The focus is on supporting renewable energy projects, investing in US manufacturing of solar panels, wind turbines, batteries, and other technologies. 

It will do this largely through tax credits that hope to fuel a boom in investment away from traditional fossil fuel technology and infrastructure.

Electric vehicle rebates will see consumers able to access up to $7,500 for a new EV. The cars must be at least partly manufactured in the US, plus, some smart policy rules put a cap on the price of the cars, as well as a salary hurdle, you must earn less than $150,000.

Emissions reporting was included, but only a tiny $5 million was allocated to standardise corporate and investor climate disclosures.
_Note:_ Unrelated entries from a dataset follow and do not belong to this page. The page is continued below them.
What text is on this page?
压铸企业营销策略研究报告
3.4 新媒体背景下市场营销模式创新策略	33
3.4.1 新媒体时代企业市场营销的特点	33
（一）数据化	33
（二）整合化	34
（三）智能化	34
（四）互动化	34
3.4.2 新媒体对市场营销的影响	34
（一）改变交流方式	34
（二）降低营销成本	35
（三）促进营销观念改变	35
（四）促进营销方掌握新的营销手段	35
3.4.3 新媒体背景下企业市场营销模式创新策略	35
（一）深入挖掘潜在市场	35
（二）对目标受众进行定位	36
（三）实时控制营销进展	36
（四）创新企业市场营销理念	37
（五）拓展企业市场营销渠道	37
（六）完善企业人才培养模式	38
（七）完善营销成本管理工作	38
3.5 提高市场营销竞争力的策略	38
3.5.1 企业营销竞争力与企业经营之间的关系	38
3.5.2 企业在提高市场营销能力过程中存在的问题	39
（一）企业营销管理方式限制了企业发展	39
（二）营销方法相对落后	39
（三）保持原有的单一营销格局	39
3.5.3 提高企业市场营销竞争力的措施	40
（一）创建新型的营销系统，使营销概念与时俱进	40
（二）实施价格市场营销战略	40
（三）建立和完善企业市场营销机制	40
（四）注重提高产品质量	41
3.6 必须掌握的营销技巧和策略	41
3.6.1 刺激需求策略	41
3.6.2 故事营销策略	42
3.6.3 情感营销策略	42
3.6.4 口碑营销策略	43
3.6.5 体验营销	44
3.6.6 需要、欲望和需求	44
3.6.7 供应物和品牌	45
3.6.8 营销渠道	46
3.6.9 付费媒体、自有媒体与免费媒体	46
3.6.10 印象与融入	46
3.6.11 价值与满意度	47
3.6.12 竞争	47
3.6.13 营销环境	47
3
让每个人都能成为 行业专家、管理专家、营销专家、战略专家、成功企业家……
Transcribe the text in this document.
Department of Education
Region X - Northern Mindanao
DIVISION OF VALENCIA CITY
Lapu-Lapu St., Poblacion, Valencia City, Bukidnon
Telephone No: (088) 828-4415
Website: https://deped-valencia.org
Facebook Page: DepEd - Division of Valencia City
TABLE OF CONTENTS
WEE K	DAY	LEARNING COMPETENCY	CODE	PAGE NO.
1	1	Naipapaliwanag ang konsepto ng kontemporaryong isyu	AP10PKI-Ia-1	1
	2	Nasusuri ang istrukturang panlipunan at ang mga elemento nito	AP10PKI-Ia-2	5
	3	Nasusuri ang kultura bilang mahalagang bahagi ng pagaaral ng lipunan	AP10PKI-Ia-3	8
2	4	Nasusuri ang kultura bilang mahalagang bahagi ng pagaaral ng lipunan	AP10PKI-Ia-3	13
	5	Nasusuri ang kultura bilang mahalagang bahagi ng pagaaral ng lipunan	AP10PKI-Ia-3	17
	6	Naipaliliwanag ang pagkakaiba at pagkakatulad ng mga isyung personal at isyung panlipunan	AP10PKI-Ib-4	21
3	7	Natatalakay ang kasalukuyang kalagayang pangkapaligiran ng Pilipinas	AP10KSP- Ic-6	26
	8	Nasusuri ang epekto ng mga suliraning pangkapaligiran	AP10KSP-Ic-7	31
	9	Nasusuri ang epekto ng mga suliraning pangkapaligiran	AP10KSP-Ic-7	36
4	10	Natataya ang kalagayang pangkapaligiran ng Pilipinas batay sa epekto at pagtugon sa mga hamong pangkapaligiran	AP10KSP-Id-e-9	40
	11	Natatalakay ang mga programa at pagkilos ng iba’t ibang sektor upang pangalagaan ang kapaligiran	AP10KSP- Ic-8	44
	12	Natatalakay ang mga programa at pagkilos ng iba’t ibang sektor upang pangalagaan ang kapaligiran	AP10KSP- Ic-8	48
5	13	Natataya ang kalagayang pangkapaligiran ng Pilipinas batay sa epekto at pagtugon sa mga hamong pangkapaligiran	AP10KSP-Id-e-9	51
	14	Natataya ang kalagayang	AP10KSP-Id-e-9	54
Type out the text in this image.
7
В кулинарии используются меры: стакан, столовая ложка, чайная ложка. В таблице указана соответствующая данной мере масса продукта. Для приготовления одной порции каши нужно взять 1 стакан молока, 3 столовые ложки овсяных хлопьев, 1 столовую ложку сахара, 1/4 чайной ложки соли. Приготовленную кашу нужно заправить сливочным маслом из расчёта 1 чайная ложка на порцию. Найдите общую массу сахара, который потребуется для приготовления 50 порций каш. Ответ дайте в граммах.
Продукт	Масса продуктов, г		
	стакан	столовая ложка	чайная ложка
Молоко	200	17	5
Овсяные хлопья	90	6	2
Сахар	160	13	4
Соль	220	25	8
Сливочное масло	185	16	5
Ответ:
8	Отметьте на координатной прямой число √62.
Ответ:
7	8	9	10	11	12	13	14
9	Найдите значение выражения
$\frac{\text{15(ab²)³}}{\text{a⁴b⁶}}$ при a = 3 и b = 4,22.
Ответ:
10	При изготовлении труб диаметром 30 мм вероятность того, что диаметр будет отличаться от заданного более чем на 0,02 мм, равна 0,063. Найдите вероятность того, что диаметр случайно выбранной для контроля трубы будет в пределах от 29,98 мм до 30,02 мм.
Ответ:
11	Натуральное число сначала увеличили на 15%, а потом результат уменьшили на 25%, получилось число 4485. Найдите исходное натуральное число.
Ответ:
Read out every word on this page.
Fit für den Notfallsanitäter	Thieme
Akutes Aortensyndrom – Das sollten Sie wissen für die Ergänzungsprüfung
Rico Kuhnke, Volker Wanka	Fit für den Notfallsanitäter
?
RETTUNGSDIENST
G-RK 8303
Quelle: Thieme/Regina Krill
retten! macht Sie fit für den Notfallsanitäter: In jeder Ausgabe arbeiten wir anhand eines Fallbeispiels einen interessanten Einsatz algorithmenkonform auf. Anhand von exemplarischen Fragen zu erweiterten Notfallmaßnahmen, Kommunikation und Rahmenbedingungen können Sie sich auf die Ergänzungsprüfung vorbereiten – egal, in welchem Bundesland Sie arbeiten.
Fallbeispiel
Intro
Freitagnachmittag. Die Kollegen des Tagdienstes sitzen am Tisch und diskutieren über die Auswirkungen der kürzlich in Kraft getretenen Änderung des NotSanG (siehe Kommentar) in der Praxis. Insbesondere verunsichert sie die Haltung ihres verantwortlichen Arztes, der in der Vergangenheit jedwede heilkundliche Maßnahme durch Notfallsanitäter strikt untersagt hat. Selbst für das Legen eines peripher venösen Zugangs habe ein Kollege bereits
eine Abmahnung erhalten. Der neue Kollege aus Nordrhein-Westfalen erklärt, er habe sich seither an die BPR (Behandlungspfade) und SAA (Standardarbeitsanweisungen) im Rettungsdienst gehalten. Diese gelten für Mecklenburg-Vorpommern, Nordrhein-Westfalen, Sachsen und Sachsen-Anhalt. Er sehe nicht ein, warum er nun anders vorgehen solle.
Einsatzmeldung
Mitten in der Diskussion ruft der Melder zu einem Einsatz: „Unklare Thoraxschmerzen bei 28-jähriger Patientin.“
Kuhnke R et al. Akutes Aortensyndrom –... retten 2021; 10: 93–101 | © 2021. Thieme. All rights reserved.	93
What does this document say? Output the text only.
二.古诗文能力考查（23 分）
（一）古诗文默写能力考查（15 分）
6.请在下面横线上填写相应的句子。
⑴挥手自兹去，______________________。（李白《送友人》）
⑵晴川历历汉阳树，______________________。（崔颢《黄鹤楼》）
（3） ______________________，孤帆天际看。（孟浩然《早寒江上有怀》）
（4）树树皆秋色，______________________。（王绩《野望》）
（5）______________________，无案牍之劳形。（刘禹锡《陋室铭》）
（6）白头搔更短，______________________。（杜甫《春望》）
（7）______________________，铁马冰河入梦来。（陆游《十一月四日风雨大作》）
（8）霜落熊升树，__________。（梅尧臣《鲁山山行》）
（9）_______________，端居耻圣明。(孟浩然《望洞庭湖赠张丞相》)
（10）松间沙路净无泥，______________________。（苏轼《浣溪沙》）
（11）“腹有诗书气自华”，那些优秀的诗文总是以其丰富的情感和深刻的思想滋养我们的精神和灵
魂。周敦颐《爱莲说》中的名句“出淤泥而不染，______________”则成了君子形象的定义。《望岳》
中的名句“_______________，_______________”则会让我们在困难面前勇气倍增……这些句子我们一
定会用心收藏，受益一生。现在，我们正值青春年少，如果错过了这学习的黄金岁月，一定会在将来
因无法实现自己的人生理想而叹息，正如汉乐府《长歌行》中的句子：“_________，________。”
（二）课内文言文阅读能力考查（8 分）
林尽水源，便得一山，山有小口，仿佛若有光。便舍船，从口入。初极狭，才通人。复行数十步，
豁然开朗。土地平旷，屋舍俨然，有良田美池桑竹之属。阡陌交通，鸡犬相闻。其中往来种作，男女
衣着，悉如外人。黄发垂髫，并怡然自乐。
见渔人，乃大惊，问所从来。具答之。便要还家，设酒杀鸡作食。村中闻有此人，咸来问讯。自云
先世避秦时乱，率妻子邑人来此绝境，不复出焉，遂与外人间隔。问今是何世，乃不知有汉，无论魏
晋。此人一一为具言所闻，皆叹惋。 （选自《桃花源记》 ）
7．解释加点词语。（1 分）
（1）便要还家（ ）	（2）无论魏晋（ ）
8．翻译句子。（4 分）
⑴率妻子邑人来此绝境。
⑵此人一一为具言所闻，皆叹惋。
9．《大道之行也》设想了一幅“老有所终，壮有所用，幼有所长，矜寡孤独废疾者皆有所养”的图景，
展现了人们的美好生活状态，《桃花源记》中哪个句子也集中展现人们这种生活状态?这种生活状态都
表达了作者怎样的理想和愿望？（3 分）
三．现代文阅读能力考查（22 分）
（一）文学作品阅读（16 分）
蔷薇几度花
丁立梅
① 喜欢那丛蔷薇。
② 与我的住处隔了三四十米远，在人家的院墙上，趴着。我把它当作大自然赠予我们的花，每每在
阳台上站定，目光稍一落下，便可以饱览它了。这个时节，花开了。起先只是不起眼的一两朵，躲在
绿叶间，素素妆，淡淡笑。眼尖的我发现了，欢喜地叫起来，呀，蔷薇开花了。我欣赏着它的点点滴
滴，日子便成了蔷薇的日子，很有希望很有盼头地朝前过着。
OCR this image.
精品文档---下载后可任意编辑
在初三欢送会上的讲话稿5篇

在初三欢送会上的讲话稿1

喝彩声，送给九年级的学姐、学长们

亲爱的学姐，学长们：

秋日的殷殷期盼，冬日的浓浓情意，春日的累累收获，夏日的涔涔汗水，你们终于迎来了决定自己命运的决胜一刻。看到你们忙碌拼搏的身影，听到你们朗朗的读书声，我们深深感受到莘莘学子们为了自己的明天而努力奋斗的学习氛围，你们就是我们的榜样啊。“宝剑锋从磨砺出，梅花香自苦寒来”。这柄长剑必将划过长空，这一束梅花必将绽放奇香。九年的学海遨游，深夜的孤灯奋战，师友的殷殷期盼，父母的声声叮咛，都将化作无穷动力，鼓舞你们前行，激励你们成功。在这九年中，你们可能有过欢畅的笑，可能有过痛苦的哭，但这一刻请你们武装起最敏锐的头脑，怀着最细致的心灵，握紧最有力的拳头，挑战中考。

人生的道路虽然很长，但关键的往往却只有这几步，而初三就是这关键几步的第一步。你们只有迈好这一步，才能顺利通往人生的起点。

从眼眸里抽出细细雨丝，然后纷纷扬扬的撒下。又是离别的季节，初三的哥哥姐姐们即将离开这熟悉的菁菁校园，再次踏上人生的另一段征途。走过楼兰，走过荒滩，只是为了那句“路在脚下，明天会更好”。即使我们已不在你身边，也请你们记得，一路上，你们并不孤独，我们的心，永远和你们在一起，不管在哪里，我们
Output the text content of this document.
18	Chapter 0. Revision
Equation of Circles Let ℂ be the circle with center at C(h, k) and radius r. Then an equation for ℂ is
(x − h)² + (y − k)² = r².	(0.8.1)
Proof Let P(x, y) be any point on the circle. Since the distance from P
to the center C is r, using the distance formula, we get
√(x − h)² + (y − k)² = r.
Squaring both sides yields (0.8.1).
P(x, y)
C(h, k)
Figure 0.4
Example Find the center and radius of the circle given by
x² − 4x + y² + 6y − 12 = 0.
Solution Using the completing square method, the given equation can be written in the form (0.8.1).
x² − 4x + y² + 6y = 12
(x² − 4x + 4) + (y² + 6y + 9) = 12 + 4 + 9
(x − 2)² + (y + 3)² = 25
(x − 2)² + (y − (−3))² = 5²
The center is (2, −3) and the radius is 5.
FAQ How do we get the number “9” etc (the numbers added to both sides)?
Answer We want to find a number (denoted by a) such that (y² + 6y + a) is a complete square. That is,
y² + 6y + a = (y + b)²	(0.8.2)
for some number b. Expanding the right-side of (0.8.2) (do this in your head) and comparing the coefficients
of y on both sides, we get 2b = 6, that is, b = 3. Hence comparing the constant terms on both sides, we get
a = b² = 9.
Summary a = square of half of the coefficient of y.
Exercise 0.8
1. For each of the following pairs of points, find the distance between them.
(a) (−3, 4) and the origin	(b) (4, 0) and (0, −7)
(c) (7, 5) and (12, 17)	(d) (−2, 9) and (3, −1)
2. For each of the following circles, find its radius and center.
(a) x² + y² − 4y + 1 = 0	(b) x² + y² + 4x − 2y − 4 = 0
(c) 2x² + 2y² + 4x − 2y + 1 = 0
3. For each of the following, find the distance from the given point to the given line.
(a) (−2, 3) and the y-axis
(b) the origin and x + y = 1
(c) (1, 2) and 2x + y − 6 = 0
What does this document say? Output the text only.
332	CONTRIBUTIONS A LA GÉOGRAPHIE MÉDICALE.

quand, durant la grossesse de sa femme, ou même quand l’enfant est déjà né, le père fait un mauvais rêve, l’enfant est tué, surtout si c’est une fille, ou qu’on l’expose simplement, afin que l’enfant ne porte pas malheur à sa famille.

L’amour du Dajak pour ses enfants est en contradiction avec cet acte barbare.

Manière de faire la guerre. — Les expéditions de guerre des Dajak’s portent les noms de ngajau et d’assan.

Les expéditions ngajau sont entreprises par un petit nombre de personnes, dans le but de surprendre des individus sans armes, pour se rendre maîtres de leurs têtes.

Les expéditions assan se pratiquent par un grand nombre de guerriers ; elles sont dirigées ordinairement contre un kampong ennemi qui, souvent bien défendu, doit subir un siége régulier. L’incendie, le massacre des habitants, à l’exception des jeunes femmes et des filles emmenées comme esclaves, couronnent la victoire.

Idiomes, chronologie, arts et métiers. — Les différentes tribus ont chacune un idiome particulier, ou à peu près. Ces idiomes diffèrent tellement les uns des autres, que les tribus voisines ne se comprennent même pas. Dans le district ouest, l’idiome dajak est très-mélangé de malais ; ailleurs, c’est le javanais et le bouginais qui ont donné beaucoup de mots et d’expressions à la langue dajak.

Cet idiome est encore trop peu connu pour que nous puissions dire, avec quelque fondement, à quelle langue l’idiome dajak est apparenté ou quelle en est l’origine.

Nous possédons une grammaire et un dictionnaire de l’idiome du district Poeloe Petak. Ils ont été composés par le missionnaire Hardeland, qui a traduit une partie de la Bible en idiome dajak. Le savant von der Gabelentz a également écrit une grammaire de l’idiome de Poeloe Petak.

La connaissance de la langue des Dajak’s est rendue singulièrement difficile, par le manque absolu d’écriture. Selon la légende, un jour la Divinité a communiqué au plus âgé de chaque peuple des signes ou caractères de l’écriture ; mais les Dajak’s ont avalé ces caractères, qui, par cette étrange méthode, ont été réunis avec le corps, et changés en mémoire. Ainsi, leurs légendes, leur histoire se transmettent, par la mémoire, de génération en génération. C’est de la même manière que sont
Greenhouse Gas Reduction Fund will invest $27 billion in emissions reduction projects in low-income and disadvantaged communities.

Renewable Energy Production Tax Credit, will see manufacturers of solar, wind, geothermal and hydrogen receive tax relief.

Nuclear is in there, with funding to keep nuclear power facilities running. 

High-emissions industries will be eligible for grants to decarbonise their operations. Agriculture and shipping will be the target.

Carbon capture and storage projects will also be able to access a boosted suite of tax credits. 

Clean-tech manufacturing industries will have access to $10 billion in funding for manufacturing and research. 

Fees will be levied on methane leaks from oil and gas rigs.

The US Postal Service will see its vast fleet shift to electric vehicles. 

While the carried interest loophole was not closed, due to fierce lobbying, there was action on stock buybacks with a 1% excise tax on stock buybacks for any public company buying back shares over $1 million.

Last, but certainly not least, is the major shift in tax rules

Large companies will now pay a minimum 15% tax on financial statement income. This treatment attempts to manage the tax avoidance schemes of the big tech companies through profit sharing with offshore subsidiaries, as well as deductions. 

It’s set to raise a mammoth $313 billion over the next decade.